Kiprah Dosen Ilmu Hukum Tata Negara, Fakultas Hukum, Universitas Bandar Lampung (UBL), Rifandy Ritonga S.H., M.H., dalam mengawal berbagai kebijakan pemerintah Kota Bandar Lampung. Kali ini, Rifandy dipercaya sebagai pemateri pada kegiatan Diskusi Publik bertema Ada Apa Dengan APBD Kota Bandar Lampung yang diadakan Lembaga Studi Advokasi kebijakan (LSAKA) di Kafe Dawiels, Jalan RA Kartini Nomor 40, Bandar Lampung, Selasa (7/2) lalu.
Secara umum, Rifandy menuturkan, bahwa keikutsertaan peran akademisi dalam diskusi ini, untuk mengaktualisasi dan mengaplikasikan kiprah sivitas akademika kampus sebagai perwakilan suara masyarakat. Dalam membahas kasus yang menjadi fenomena dan perbincangan dimasyarakat. “Topik diskusi umumnya disesuaikan dengan kelayakan, ditengah muncul isu berkembang di masyarakat tentang permasalahan yang diangkat ini. Untuk itu, diskusi publik ini diselenggarakan sebagai media sharing bagi para akademisi agar tidak salah kaprah dalam menyikapi isu dan menyampaikan pandangan-pandangan (akademis)nya tentang materi tersebut,” Jelasnya.
Terkait komentarnya, Rifandy menyebut kurang maksimalnya pengelolaan tata kelola APBD di Kota Tapis Berseri.

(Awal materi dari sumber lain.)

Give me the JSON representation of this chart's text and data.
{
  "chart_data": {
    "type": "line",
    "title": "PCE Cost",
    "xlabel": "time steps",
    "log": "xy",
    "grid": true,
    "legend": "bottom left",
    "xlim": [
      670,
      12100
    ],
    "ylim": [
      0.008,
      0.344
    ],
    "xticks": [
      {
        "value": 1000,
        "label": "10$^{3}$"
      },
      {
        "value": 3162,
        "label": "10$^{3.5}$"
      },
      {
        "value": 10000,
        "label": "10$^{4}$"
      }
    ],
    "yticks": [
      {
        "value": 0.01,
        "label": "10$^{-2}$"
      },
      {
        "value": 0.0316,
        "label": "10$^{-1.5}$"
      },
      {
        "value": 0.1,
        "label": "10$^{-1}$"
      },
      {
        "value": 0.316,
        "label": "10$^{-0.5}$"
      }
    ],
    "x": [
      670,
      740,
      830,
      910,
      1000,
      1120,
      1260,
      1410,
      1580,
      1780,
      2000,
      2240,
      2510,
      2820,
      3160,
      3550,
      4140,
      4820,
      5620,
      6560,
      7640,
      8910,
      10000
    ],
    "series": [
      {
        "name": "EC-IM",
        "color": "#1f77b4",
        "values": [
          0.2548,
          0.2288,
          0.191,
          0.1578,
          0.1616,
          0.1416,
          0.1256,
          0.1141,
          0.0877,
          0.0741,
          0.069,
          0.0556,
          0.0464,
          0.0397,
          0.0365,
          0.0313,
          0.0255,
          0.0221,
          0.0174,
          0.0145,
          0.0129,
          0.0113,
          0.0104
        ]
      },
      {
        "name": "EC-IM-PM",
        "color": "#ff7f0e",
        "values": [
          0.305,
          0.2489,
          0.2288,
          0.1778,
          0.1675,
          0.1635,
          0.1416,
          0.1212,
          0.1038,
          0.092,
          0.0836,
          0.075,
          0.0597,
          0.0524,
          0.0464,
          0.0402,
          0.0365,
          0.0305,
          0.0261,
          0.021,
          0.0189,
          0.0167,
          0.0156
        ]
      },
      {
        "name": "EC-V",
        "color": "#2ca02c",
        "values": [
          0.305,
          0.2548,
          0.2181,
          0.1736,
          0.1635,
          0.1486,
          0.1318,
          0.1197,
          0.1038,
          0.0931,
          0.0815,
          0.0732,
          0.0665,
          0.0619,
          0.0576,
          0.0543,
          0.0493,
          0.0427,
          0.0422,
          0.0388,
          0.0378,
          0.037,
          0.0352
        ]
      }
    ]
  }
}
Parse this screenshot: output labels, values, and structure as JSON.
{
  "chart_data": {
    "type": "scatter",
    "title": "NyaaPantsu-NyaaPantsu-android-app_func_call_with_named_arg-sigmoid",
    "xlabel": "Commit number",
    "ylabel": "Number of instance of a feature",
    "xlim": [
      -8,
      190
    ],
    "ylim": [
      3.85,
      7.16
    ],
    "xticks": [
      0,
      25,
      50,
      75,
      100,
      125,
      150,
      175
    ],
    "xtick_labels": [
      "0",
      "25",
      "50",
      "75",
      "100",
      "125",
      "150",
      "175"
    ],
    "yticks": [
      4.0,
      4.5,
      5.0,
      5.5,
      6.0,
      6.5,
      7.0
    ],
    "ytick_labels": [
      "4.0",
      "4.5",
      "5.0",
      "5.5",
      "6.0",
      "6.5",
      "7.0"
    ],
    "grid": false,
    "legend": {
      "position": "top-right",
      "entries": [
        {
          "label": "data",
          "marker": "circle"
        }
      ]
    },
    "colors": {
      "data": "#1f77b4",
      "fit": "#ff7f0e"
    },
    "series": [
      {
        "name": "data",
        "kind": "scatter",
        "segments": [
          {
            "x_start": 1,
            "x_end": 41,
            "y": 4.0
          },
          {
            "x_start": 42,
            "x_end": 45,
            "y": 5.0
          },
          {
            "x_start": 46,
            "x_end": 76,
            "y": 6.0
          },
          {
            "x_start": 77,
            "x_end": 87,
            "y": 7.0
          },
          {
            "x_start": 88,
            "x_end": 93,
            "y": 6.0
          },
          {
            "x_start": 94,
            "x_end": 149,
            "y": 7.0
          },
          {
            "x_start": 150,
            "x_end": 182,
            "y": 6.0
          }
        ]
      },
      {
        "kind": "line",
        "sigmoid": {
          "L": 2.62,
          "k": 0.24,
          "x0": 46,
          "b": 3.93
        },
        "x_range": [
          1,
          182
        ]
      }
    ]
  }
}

Salah satu penyebabnya adalah masih rendahnya partisipasi publik untuk mengakses informasi yang berkaitan dengan transparansi anggaran. Selain itu juga masih rendahnya partisipasi publik dalam mengontrol dan mengawal kinerja pemerintah kota Bandar Lampung dalam merancang, membuat dan menyosialisasikan tatakelola anggaran daerah. “Untuk itu di butuhkan kesadaran masyarakat untuk (berpartisipasi) mendorong kinerja pemerintahnya,” Ucapnya.
Menyikapi hasil dari diskusi publik tersebut. Herman HN merespon positif hasil diskusi dan menyerahkan hasil evaluasi, yang dilakukan bersama pihak-pihak terkait termasuk dari kalangan akademisi kampus. Herman pun siap menyerap hasil diskusi sebagai pola kebijakannya kedepan. “Pemerintah Kota Bandar Lampung bersama pemerintah provinsi sebaiknya duduk bersama mengevaluasi (perincian) APBD Kota Bandar Lampung. Tentu dengan masukan dan pengawasan dari kaum akademisi (termasuk UBL) yang independen. Kita sama-sama berharap,namanya evaluasi itu harus duduk bersama, ada aturan dan dasar hukumnya,” Tutup Herman. (Rep. BMHK/Ed. AX)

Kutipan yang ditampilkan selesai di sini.